Books·Magic 8 Q&A

The advice Douglas Coupland wants to give to every aspiring writer

The Canadian author and artist answers eight questions submitted by eight other authors.
Douglas Coupland is the author of Bit Rot. (Mark Peckmezian)

Douglas Coupland's game-changing novel Generation X turned 25 in 2016, and we feel old now. His other books include Hey Nostradamus!jPodThe Gum Thief and Bit Rot and art has appeared in the Vancouver Art Gallery, the Royal Ontario Museum and the Museum of Contemporary Canadian Art. 

Below, Coupland answers eight questions submitted by eight of his fellow writers in the CBC Books Magic 8 Q&A.

1. Marie-Claire Blais asks, "What is, for you, the spiritual aspect of writing?"

I think what happens with writing for me, but I think it's all writers, is that you discover things about yourself along the way; emotions that were buried or concealed, or feelings you had or didn't have for somebody. It all percolates out. Writing a book is like a protracted trance and part of being in a trance is mystery. You don't know what will be revealed or what won't be revealed. That's what I think is the spiritual side of it.

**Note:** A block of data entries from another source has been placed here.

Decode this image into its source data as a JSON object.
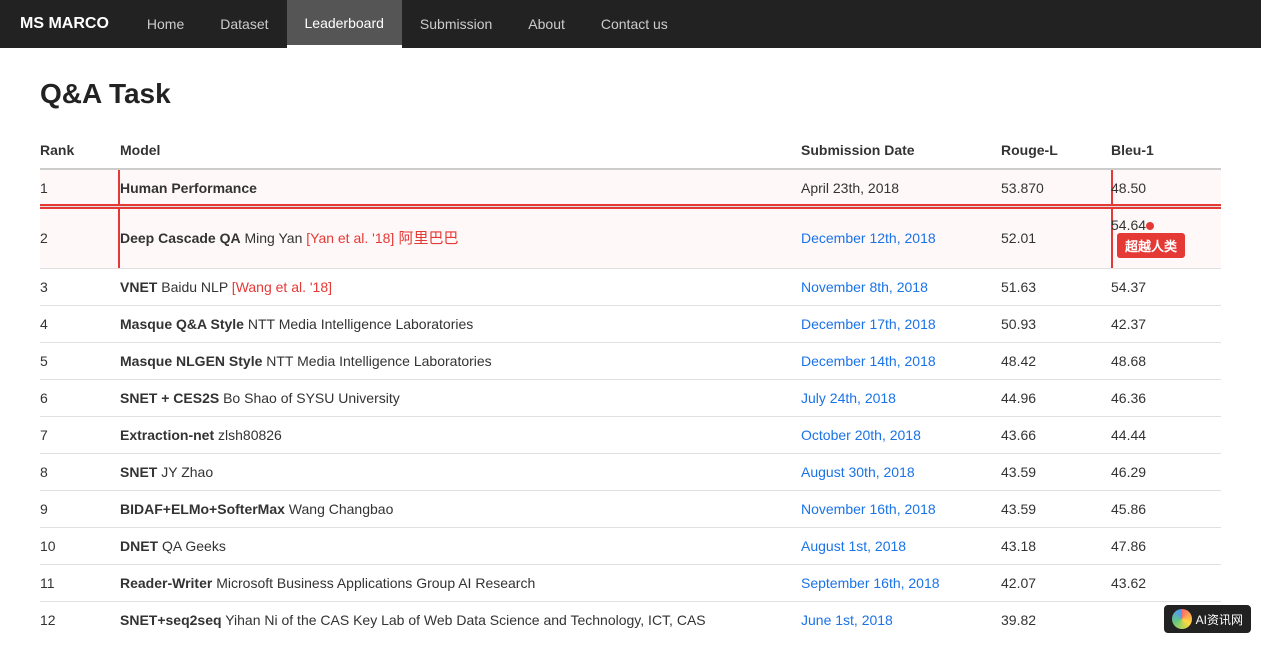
{
  "brand": "MS MARCO",
  "nav": {
    "items": [
      {
        "label": "Home",
        "active": false
      },
      {
        "label": "Dataset",
        "active": false
      },
      {
        "label": "Leaderboard",
        "active": true
      },
      {
        "label": "Submission",
        "active": false
      },
      {
        "label": "About",
        "active": false
      },
      {
        "label": "Contact us",
        "active": false
      }
    ]
  },
  "page": {
    "title": "Q&A Task"
  },
  "table": {
    "headers": [
      "Rank",
      "Model",
      "Submission Date",
      "Rouge-L",
      "Bleu-1"
    ],
    "rows": [
      {
        "rank": "1",
        "model_bold": "Human Performance",
        "model_desc": "",
        "date": "April 23th, 2018",
        "date_link": false,
        "rouge": "53.870",
        "bleu": "48.50",
        "highlight": true,
        "badge": false
      },
      {
        "rank": "2",
        "model_bold": "Deep Cascade QA",
        "model_desc": "Ming Yan",
        "model_link_text": "[Yan et al. '18]",
        "model_chinese": "阿里巴巴",
        "date": "December 12th, 2018",
        "date_link": true,
        "rouge": "52.01",
        "bleu": "54.64",
        "highlight": true,
        "badge": true,
        "badge_text": "超越人类"
      },
      {
        "rank": "3",
        "model_bold": "VNET",
        "model_desc": "Baidu NLP",
        "model_link_text": "[Wang et al. '18]",
        "date": "November 8th, 2018",
        "date_link": true,
        "rouge": "51.63",
        "bleu": "54.37",
        "highlight": false,
        "badge": false
      },
      {
        "rank": "4",
        "model_bold": "Masque Q&A Style",
        "model_desc": "NTT Media Intelligence Laboratories",
        "date": "December 17th, 2018",
        "date_link": true,
        "rouge": "50.93",
        "bleu": "42.37",
        "highlight": false,
        "badge": false
      },
      {
        "rank": "5",
        "model_bold": "Masque NLGEN Style",
        "model_desc": "NTT Media Intelligence Laboratories",
        "date": "December 14th, 2018",
        "date_link": true,
        "rouge": "48.42",
        "bleu": "48.68",
        "highlight": false,
        "badge": false
      },
      {
        "rank": "6",
        "model_bold": "SNET + CES2S",
        "model_desc": "Bo Shao of SYSU University",
        "date": "July 24th, 2018",
        "date_link": true,
        "rouge": "44.96",
        "bleu": "46.36",
        "highlight": false,
        "badge": false
      },
      {
        "rank": "7",
        "model_bold": "Extraction-net",
        "model_desc": "zlsh80826",
        "date": "October 20th, 2018",
        "date_link": true,
        "rouge": "43.66",
        "bleu": "44.44",
        "highlight": false,
        "badge": false
      },
      {
        "rank": "8",
        "model_bold": "SNET",
        "model_desc": "JY Zhao",
        "date": "August 30th, 2018",
        "date_link": true,
        "rouge": "43.59",
        "bleu": "46.29",
        "highlight": false,
        "badge": false
      },
      {
        "rank": "9",
        "model_bold": "BIDAF+ELMo+SofterMax",
        "model_desc": "Wang Changbao",
        "date": "November 16th, 2018",
        "date_link": true,
        "rouge": "43.59",
        "bleu": "45.86",
        "highlight": false,
        "badge": false
      },
      {
        "rank": "10",
        "model_bold": "DNET",
        "model_desc": "QA Geeks",
        "date": "August 1st, 2018",
        "date_link": true,
        "rouge": "43.18",
        "bleu": "47.86",
        "highlight": false,
        "badge": false
      },
      {
        "rank": "11",
        "model_bold": "Reader-Writer",
        "model_desc": "Microsoft Business Applications Group AI Research",
        "date": "September 16th, 2018",
        "date_link": true,
        "rouge": "42.07",
        "bleu": "43.62",
        "highlight": false,
        "badge": false
      },
      {
        "rank": "12",
        "model_bold": "SNET+seq2seq",
        "model_desc": "Yihan Ni of the CAS Key Lab of Web Data Science and Technology, ICT, CAS",
        "date": "June 1st, 2018",
        "date_link": true,
        "rouge": "39.82",
        "bleu": "",
        "highlight": false,
        "badge": false
      }
    ]
  },
  "watermark": {
    "text": "AI资讯网"
  }
}
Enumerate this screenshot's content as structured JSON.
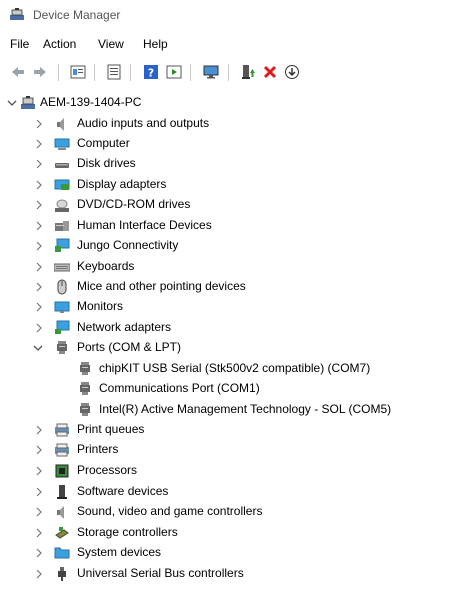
{
  "window": {
    "title": "Device Manager",
    "icon": "device-manager-icon"
  },
  "menu": [
    "File",
    "Action",
    "View",
    "Help"
  ],
  "toolbar": {
    "buttons": [
      "back-arrow-icon",
      "forward-arrow-icon",
      "properties-icon",
      "view-icon",
      "help-icon",
      "run-icon",
      "monitor-icon",
      "update-driver-icon",
      "uninstall-icon",
      "scan-hardware-icon"
    ]
  },
  "tree": {
    "root": "AEM-139-1404-PC",
    "categories": [
      {
        "label": "Audio inputs and outputs",
        "icon": "speaker-icon",
        "expanded": false
      },
      {
        "label": "Computer",
        "icon": "computer-icon",
        "expanded": false
      },
      {
        "label": "Disk drives",
        "icon": "disk-drive-icon",
        "expanded": false
      },
      {
        "label": "Display adapters",
        "icon": "display-adapter-icon",
        "expanded": false
      },
      {
        "label": "DVD/CD-ROM drives",
        "icon": "dvd-drive-icon",
        "expanded": false
      },
      {
        "label": "Human Interface Devices",
        "icon": "hid-icon",
        "expanded": false
      },
      {
        "label": "Jungo Connectivity",
        "icon": "jungo-icon",
        "expanded": false
      },
      {
        "label": "Keyboards",
        "icon": "keyboard-icon",
        "expanded": false
      },
      {
        "label": "Mice and other pointing devices",
        "icon": "mouse-icon",
        "expanded": false
      },
      {
        "label": "Monitors",
        "icon": "monitor-icon",
        "expanded": false
      },
      {
        "label": "Network adapters",
        "icon": "network-adapter-icon",
        "expanded": false
      },
      {
        "label": "Ports (COM & LPT)",
        "icon": "port-icon",
        "expanded": true,
        "children": [
          "chipKIT USB Serial (Stk500v2 compatible) (COM7)",
          "Communications Port (COM1)",
          "Intel(R) Active Management Technology - SOL (COM5)"
        ]
      },
      {
        "label": "Print queues",
        "icon": "print-queue-icon",
        "expanded": false
      },
      {
        "label": "Printers",
        "icon": "printer-icon",
        "expanded": false
      },
      {
        "label": "Processors",
        "icon": "processor-icon",
        "expanded": false
      },
      {
        "label": "Software devices",
        "icon": "software-device-icon",
        "expanded": false
      },
      {
        "label": "Sound, video and game controllers",
        "icon": "sound-icon",
        "expanded": false
      },
      {
        "label": "Storage controllers",
        "icon": "storage-controller-icon",
        "expanded": false
      },
      {
        "label": "System devices",
        "icon": "system-device-icon",
        "expanded": false
      },
      {
        "label": "Universal Serial Bus controllers",
        "icon": "usb-icon",
        "expanded": false
      }
    ]
  }
}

2. Robert Wiersema asks, "If you could give one piece of advice to a fledgling writer, what would it be, and why?"

I think good advice for any writer, but also a young writer, is to make sure that you're always in the same place every day because that's the only way it's going to happen. I think writers are kind of like birds; if you see a bird on a branch at 3:30 in the afternoon it will be there the next afternoon at 3:30. They are very much creatures of habit. I think writers are as well. You can't be capricious. You really have to put yourself in a place every single day.

3. JJ Lee asks, "Superman or Batman?"

I never got into superhero comics. I always liked horror comics and, to an extent, Archie. If Superman and Batman were both run over a bus, I suppose I'd miss Superman more.

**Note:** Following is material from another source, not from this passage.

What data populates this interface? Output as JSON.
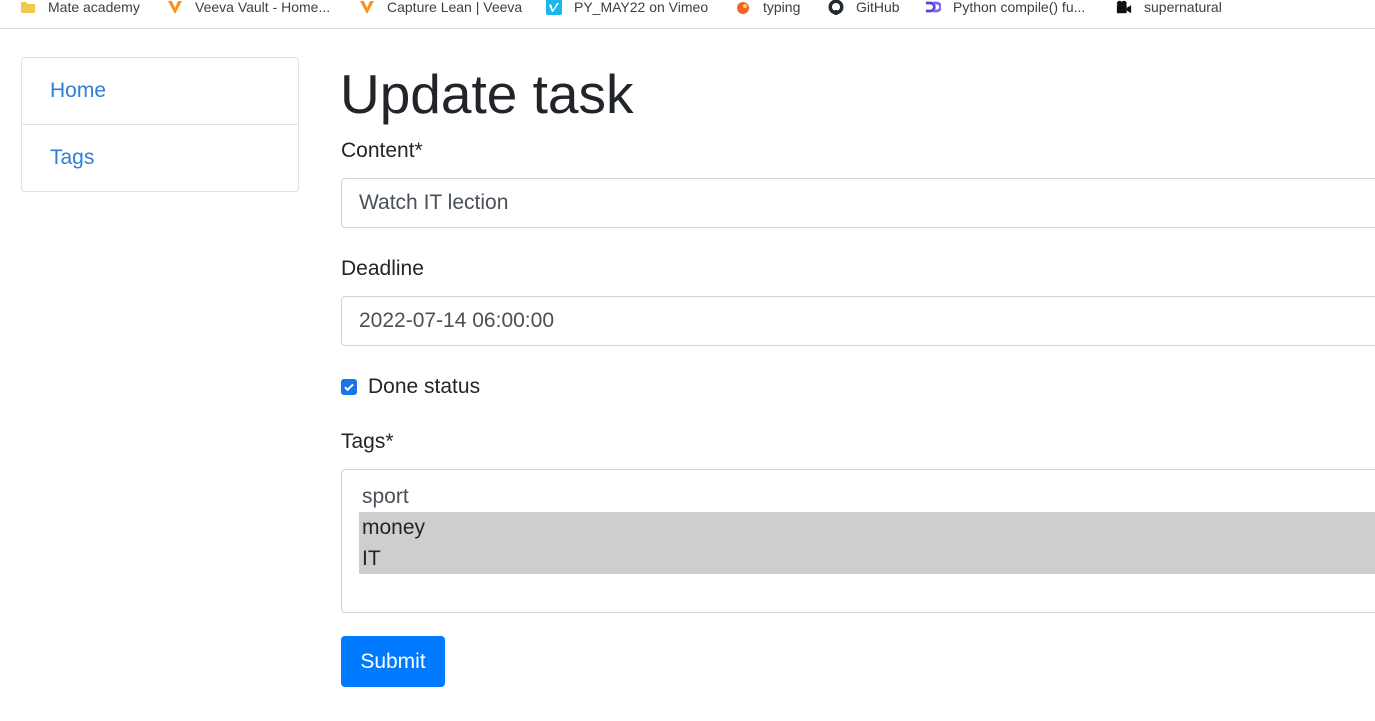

4. Rudy Wiebe asks, "Who helped you most in becoming a writer? How?"

I was very lucky. The first writer I ever worked with was Malcolm Parry, who was with Vancouver Magazine back in the late 1980s. He'd been there eight years at that point. Famously, he read a postcard I'd written on someone's fridge and said, "We've going to call this guy. He's got to write for us." So he called and I wasn't a writer then. Three days later I was down in Beverly Hills investigating this art swindler and I enjoyed every minute of it. I got — and I apologize to all currently working journalists — a really large cheque. They used to give them out back then. It became a really great way of funding my sculpture work because everything in sculpture is so expensive. Mac just kept going, "What are you doing this month? What are you doing next month?" About 16 months after I went down to Beverly Hills, I started writing fiction. It happened very quickly. So, Parry, you're probably out there somewhere, maybe driving a car — don't crash! — but I thank you very much for everything you've done for me.

There is also Anne Collins here in Toronto, who's been my book editor for, oh my Lord, 18 years now. I mean, she knows more about me than anyone on earth practically. She nurses me through the hard times and is able to share the joys and the downers of writing.

5. Gary Barwin asks, "How or where does a piece of writing begin for you?"

I think with novels it's sort of like the annunciation. I'll be wherever, walking or sitting or flying, and "Oh, that's the book." Maybe it's like realizing you're pregnant. After that, I think about it for a little bit and I write in one direction. I don't cut or paste or anything. I use this holy term, annunciation, because I don't know why it is that you just realize one day, "Oh! Pregnant with a new book."

6. Linda Spalding asks, "What moves you to tears?"

Heroism and children.

7. Eric McCormack asks, "Honestly, what does your writing tell you — both the good and the bad — about yourself?"

Growing up we were always taught, in the future you're going to have six, seven or eight different jobs. That's correct, but we didn't get it right in the sense that we thought it was going to be one job, then you move to another and then another. Nowadays, you have seven different jobs and they're all happening at once. You have to be a writer, you've got to be a photographer and you have to be a web programmer. You've got to do all these things that in the past have taken seven or eight people, and now it's just a given. So writing, and everything that goes with it, tells me that I'm adaptable and that's a good thing.

What does it tell me that's bad? A few characters I've written, I won't say who, I've just basically stolen someone I know. I don't know if that's theft; it's more like a soul theft. I feel a little bit guilty when I do that.

8. Alison Pick asks, "How would you most like to be remembered?"

This is one of the great schisms of our day. We all want the right to be forgotten, but then we all want to be remembered and we can't have it both ways. How would I like to be remembered? Maybe like some great cosmic website in the sky. I'd like to own the cloud. I'd like to be the cloud.

I don't know. There's that old Bob Hope joke from the 1950s that goes, "Mr. Hope, Mr. Hope, where do you want to be buried?" And he says, "Surprise me!" So I guess that's my answer: surprise me.